Guilford College responds to Westboro Baptist protest

Counter protestors gather on Guilford’s campus in response to visit from Westboro Baptist Church. Photographs by Khadejeh Nikouyeh/News & Record, © News & Record, All Rights Reserved.

 

When three members of Westboro Baptist Church—a church in Topeka, Kans., known for its harsh anti-LGBTQ beliefs—came to protest at Guilford College in Greensboro, N.C., on Monday morning, November 18, the Friends Center on campus had organized a response that drew over 200 participants.

“Many groups responded to our invitation,” said C. Wess Daniels, director of the Friends Center at Guilford College, a collaborative endeavor between the school and the Religious Society of Friends. “Greensboro clergy and interfaith community; local Quakers; the Parasol Patrol; Guilford College students, staff, and faculty. Together we created a barrier of love, between the Westboro Baptist protestors and our campus that was meant to symbolize love and support for our LGBTQ campus community members.

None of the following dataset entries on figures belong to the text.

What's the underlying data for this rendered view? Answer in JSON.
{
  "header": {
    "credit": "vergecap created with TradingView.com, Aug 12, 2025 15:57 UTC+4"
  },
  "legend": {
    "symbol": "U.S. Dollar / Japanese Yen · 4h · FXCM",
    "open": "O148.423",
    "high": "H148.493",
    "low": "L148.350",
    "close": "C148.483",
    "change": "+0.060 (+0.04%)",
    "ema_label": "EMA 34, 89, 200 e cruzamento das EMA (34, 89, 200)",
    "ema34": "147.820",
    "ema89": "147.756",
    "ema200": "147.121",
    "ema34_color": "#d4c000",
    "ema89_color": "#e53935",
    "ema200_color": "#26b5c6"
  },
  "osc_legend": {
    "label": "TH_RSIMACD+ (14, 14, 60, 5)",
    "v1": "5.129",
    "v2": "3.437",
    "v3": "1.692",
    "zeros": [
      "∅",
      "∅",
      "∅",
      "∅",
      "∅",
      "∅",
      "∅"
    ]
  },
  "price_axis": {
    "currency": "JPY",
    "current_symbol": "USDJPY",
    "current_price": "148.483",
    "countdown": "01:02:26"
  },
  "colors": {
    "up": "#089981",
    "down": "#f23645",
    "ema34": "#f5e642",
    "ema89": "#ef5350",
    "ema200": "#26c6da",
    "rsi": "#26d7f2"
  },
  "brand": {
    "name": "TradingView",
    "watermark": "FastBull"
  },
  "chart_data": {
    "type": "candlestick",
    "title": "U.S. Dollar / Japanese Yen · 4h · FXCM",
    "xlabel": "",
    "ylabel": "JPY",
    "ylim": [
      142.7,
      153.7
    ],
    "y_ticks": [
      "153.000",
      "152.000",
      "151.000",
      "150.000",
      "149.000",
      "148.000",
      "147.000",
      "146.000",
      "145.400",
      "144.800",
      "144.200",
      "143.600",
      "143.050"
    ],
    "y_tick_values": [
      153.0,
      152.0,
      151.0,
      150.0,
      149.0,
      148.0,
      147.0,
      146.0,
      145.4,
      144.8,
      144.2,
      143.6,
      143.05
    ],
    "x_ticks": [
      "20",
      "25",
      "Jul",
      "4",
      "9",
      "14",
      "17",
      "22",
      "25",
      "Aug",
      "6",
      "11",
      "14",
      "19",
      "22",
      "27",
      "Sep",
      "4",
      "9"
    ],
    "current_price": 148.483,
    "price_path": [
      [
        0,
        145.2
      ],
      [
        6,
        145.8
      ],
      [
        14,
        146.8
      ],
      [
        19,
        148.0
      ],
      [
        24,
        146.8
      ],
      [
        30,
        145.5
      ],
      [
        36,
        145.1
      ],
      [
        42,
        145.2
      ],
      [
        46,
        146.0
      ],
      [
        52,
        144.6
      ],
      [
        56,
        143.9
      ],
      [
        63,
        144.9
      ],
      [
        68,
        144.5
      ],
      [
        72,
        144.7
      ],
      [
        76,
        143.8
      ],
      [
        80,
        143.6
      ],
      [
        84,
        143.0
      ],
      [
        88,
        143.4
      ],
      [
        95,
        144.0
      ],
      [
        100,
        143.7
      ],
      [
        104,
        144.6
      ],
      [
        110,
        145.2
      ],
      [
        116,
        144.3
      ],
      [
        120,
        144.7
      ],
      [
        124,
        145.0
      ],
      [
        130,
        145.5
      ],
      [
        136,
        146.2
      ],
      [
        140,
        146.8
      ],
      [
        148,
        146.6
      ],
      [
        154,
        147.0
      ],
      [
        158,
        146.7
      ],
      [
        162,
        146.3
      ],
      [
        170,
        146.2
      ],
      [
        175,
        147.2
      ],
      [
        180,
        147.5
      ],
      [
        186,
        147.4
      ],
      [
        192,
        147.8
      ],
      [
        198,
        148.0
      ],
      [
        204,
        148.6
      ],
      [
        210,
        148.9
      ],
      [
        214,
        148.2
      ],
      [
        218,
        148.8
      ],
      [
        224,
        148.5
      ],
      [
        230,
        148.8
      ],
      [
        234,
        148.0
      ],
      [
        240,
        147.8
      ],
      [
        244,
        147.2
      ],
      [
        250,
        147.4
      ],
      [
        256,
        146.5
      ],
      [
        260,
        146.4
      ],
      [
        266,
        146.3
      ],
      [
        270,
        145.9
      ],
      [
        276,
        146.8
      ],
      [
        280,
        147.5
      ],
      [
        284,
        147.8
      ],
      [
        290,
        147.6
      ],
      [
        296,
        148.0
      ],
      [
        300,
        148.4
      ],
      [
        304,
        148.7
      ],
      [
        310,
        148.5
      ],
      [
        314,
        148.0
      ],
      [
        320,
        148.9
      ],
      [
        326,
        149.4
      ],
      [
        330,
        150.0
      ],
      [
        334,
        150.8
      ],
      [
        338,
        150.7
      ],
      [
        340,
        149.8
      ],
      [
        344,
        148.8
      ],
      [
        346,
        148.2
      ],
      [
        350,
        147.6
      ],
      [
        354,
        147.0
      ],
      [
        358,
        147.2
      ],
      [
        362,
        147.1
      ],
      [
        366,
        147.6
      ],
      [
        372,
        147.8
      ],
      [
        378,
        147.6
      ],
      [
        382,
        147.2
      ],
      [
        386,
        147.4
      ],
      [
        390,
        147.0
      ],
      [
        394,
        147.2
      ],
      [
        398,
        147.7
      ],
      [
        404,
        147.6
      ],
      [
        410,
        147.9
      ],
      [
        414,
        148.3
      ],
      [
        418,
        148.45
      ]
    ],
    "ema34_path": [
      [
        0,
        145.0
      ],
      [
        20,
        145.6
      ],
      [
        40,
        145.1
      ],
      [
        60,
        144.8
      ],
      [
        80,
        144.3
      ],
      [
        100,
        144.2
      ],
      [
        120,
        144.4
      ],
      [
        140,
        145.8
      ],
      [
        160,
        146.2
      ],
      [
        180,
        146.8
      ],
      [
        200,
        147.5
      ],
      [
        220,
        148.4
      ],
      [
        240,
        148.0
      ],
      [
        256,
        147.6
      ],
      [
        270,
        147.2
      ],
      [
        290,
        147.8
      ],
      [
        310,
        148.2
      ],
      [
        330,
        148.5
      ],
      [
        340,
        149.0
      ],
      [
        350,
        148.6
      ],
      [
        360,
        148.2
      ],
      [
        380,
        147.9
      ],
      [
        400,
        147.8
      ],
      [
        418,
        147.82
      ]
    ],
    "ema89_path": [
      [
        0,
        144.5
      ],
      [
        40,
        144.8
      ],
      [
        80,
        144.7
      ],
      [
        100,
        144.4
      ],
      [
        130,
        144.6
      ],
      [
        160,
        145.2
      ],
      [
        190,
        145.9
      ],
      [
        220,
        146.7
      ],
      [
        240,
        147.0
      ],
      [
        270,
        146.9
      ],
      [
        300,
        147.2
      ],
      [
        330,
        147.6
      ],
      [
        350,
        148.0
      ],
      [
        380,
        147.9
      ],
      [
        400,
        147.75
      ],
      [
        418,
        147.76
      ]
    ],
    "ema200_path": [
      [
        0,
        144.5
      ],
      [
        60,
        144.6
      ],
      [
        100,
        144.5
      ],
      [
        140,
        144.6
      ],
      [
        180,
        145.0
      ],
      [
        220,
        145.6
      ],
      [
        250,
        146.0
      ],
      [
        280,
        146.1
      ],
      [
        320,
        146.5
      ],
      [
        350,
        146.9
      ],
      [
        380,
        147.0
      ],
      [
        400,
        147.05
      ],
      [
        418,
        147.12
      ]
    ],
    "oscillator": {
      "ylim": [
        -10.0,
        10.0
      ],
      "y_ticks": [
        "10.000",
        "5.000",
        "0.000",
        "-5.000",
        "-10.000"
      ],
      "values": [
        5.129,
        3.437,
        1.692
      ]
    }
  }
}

“As much as I disagree with Westboro Baptist’s message,” Daniels continued, “they are operating under the guise of Christianity. It is our office’s responsibility to respond to that.” Evelyn Jadin, the Friends Center’s multifaith coordinator and chaplain, also helped organize and direct the counter-demonstration.

Westboro Baptist Church members frequently travel to educational institutions in every state to publicly preach their message because they believe “those places are hotbeds for teaching and supporting this [homosexual] lifestyle,” according to one of the church’s elders who spoke with the High Point Enterprise.

Earlier the same morning, a small Westboro Baptist group protested at High Point Central High School in High Point, N.C., and later at the University of North Carolina at Greensboro and Duke University School of Law in Durham, N.C. Each protest was scheduled to last 30 minutes, and each one was met with a much larger crowd of counter protesters.

Guilford College, founded by Quakers in 1837, is home to the Bayard Rustin Center for LGBTQIA+ Activism, Education, and Reconciliation, a space dedicated to affirming the lives, histories, and experiences of lesbian, gay, bisexual, transgender, gender non-conforming, queer, questioning, intersex, and allied students, faculty, and staff at Guilford and beyond.